One important caveat must be included in discussing humanistic education, however. While most male humanists supported education for girls, they insisted that it was to be very different than that offered to boys. Girls were to read specific texts drawn from the Bible, the “Church Fathers” (important theologians in the early history of the Church), and from classical Greek and Roman writers who emphasized morality, modesty, and obedience. An educated girl was trained to be an obedient, companionable wife, not an independent thinker in her own right. That theme would remain in place in the male-dominated realm of education in Europe for centuries to come, although it is clear from the number of independent, intellectually courageous women writers throughout the early modern period that girls’ education did not always succeed in creating compliant, deferential women in the end.
Likewise, humanism contributed to an important, ongoing public debate that lasted for centuries: the querelles des femmes (“debates about women”). Between the fifteenth and seventeenth centuries, various intellectuals in universities, churches, and aristocratic courts and salons wrote numerous essays and books contesting whether or not women were naturally immoral, weak, and foolish, or if instead education and environment could lead to intelligence and morality comparable with those of men. While men had dominated these debates early on, women educated in the humanist tradition joined in the querelles in earnest during the Renaissance, arguing both that education was key to elevating women’s competence and that women shared precisely the same spiritual and moral nature as did men. Unfortunately, while a significant minority of male thinkers came to agree, most remained adamant that women were biologically and spiritually inferior, destined for their traditional roles and ill-served by advanced education.
The Renaissance is remembered primarily for its great thinkers and artists, with some exceptional individuals (like Leonardo da Vinci) being renowned as both. What Renaissance thinkers had in common was that they embraced the ideals of humanism and used humanism as their inspiration for creating innovative new approaches to philosophy, philology (the study of language), theology, history, and political theory. In other words, reading the classics inspired Renaissance thinkers to emulate the great writers and philosophers of ancient Greece and Rome, creating poetry, philosophy, and theory on par with that of an Aristotle or a Cicero. Some of the most noteworthy included the following.
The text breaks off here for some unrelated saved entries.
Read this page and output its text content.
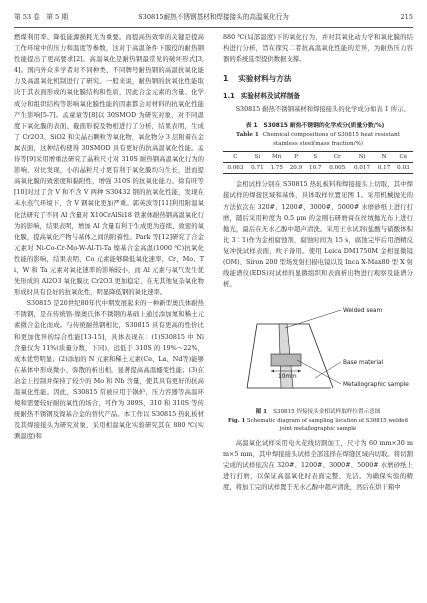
第 53 卷　第 5 期	S30815耐热不锈钢基材和焊接接头的高温氧化行为	215

燃煤利用率、降低能源损耗尤为重要。而提高热效率的关键是提高工作环境中的压力和温度等参数，这对于高温条件下服役的耐热钢性能提出了更高要求[2]。高温氧化是耐热钢最常见的破坏形式[3,4]。国内外众多学者对不同种类、不同牌号耐热钢的高温抗氧化能力及高温氧化机制进行了研究。一般来说，耐热钢的抗氧化性能取决于其表面形成的氧化膜结构和性质，因此合金元素的含量、化学成分和组织结构等影响氧化膜性能的因素都会对材料的抗氧化性能产生影响[5-7]。孟童童等[8]以 30SMOD 为研究对象，对不同温度下氧化膜的表面、截面形貌及物相进行了分析，结果表明，生成了 Cr2O3、SiO2 和尖晶石颗粒等氧化物，氧化物分 3 层附着在金属表面，这种结构使得 30SMOD 具有更好的抗高温氧化性能。孟侍等[9]采用增重法研究了晶粒尺寸对 310S 耐热钢高温氧化行为的影响，对比发现，小的晶粒尺寸更有利于氧化膜均匀生长，进而提高氧化膜的致密度和黏附性，增强 310S 的抗氧化能力。徐有旺等[10]对过了含 V 和不含 V 两种 S30432 钢的抗氧化性能，发现在未水蒸气环境下，含 V 钢氧化更加严重。郭英波等[11]利用附温氧化法研究了不同 Al 含量对 X10CrAlSi18 铁素体耐热钢高温氧化行为的影响，结果表明，增加 Al 含量有利于生成更为连续、致密的氧化膜，提高氧化产物与基体之间的附着性。Park 等[12]研究了合金元素对 Ni-Co-Cr-Mo-W-Al-Ti-Ta 镍基合金高温(1000 ℃)抗氧化性能的影响，结果表明，Co 元素能够降低氧化速率，Cr、Mo、Ti、W 和 Ta 元素对氧化速率的影响较小，而 Al 元素与氧气发生优先形成的 Al2O3 氧化膜比 Cr2O3 更加稳定，在无其他复杂氧化物形成时具有良好的抗氧化性，明显降低钢的氧化速率。

S30815 是20世纪80年代中期发展起来的一种新型奥氏体耐热不锈钢，是在传统铬-镍奥氏体不锈钢的基础上通过添加氮和稀土元素微合金化而成。与传统耐热钢相比，S30815 具有更高的性价比和更加优异的综合性能[13-15]，具体表现在：(1)S30815 中 Ni 含量仅为 11%(质量分数，下同)，远低于 310S 的 19%～22%，成本优势明显；(2)添加的 N 元素和稀土元素(Ce、La、Nd等)能够在基体中形成微小、弥散的析出相，显著提高高温蠕变性能；(3)在冶金上控制并保持了较少的 Mo 和 Nb 含量，使其具有更好的抗高温氧化性能。因此，S30815 常被应用于锅炉、压力容器等高温环境和需要较好耐抗氧性的场合，可作为 309S、310 和 310S 等传统耐热不锈钢及镍基合金的替代产品。本工作以 S30815 热轧板材及其焊接接头为研究对象，采用相温氧化实验研究其在 880 ℃(实测温度)和

880 ℃(局部温度)下的氧化行为，并对其氧化动力学和氧化膜的结构进行分析，旨在探究二者抗高温氧化性能的差异，为耐热压力容器的系统选型提供数据支撑。

1 实验材料与方法
1.1 实验材料及试样制备

S30815 耐热不锈钢基材和焊接接头的化学成分如表 1 所示。

表 1 S30815 耐热不锈钢的化学成分(质量分数/%)
Table 1 Chemical compositions of S30815 heat resistant stainless steel(mass fraction/%)
C	Si	Mn	P	S	Cr	Ni	N	Ce
0.063	0.71	1.75	20.9	10.7	0.005	0.017	0.17	0.03

金相试样分别在 S30815 热轧板料和焊接接头上切取，其中焊接试样的焊接区域和基体，具体取样位置见图 1。采用机械抛光的方法依次在 320#、1200#、3000#、5000# 水磨砂纸上进行打磨，随后采用粒度为 0.5 μm 的金刚石研磨膏在丝绒抛光布上进行抛光，最后在无水乙醇中超声清洗。采用王水试剂(盐酸与硝酸体积比 3∶1)作为金相腐蚀剂，腐蚀时间为 15 s，腐蚀完毕后用酒精反复冲洗试样表面，吹干备用。使用 Leica DM1750M 金相显微镜(OM)、Siron 200 型场发射扫描电镜以及 Inca X-Max80 型 X 射线能谱仪(EDS)对试样的显微组织和表面析出物进行观察及能谱分析。

10mm
Welded seam
Base material
Metallographic sample
图 1 S30815 焊接接头金相试样取样位置示意图
Fig. 1 Schematic diagram of sampling location of S30815 welded joint metallographic sample

高温氧化试样采用电火花线切割加工，尺寸为 60 mm×30 mm×5 mm，其中焊接接头试样全部选择在焊缝区域内切取。将切割完成的试样依次在 320#、1200#、3000#、5000# 水磨砂纸上进行打磨，以保证高温氧化时表面完整、光洁。为确保实验的精度，将加工完的试样置于无水乙醇中超声清洗，然后在烘干箱中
Durante degli Alighieri, better remembered simply as Dante, was a major figure who anticipated the Renaissance rather than being alive during most of it (while there is no “official” start to the Renaissance, the life of Petrarch, described below, lends itself to using 1300 as a convenient date). Experiencing what would later be called a midlife crisis, Dante turned to poetry to console himself, ultimately producing the greatest written work of the late Middle Ages: The Divine Comedy. Written in his own native dialect, the Tuscan of the city of Florence, The Divine Comedy describes Dante’s descent into hell, guided by the spirit of the classical Roman poet Virgil. Dante and Virgil emerge on the other side of the earth, with Dante ascending the mountain of purgatory and ultimately entering heaven, where he enters into the divine presence.
Dante’s work, which soon became justly famous in Italy and then elsewhere in Europe, presaged some of the essential themes of Renaissance thought. Dante’s travels through hell, purgatory, and heaven in the poem are replete with encounters with two categories of people: Italians of Dante’s lifetime or the recent past, and both real and mythical figures from ancient Greece and Rome. In other words, Dante was indifferent to the entire period of the Middle Ages, concentrating instead on what he imagined the spiritual fate of the great thinkers and heroes of the classical age would have been (and gleefully relegating Italians he hated to infernal torments). Ultimately, his work became so famous that it established Tuscan as the basis of what would eventually become the language of “Italian”—all educated people in Italy would eventually come to read the Comedy as a matter of course and it came to serve as the founding document of the modern Italian language in the process.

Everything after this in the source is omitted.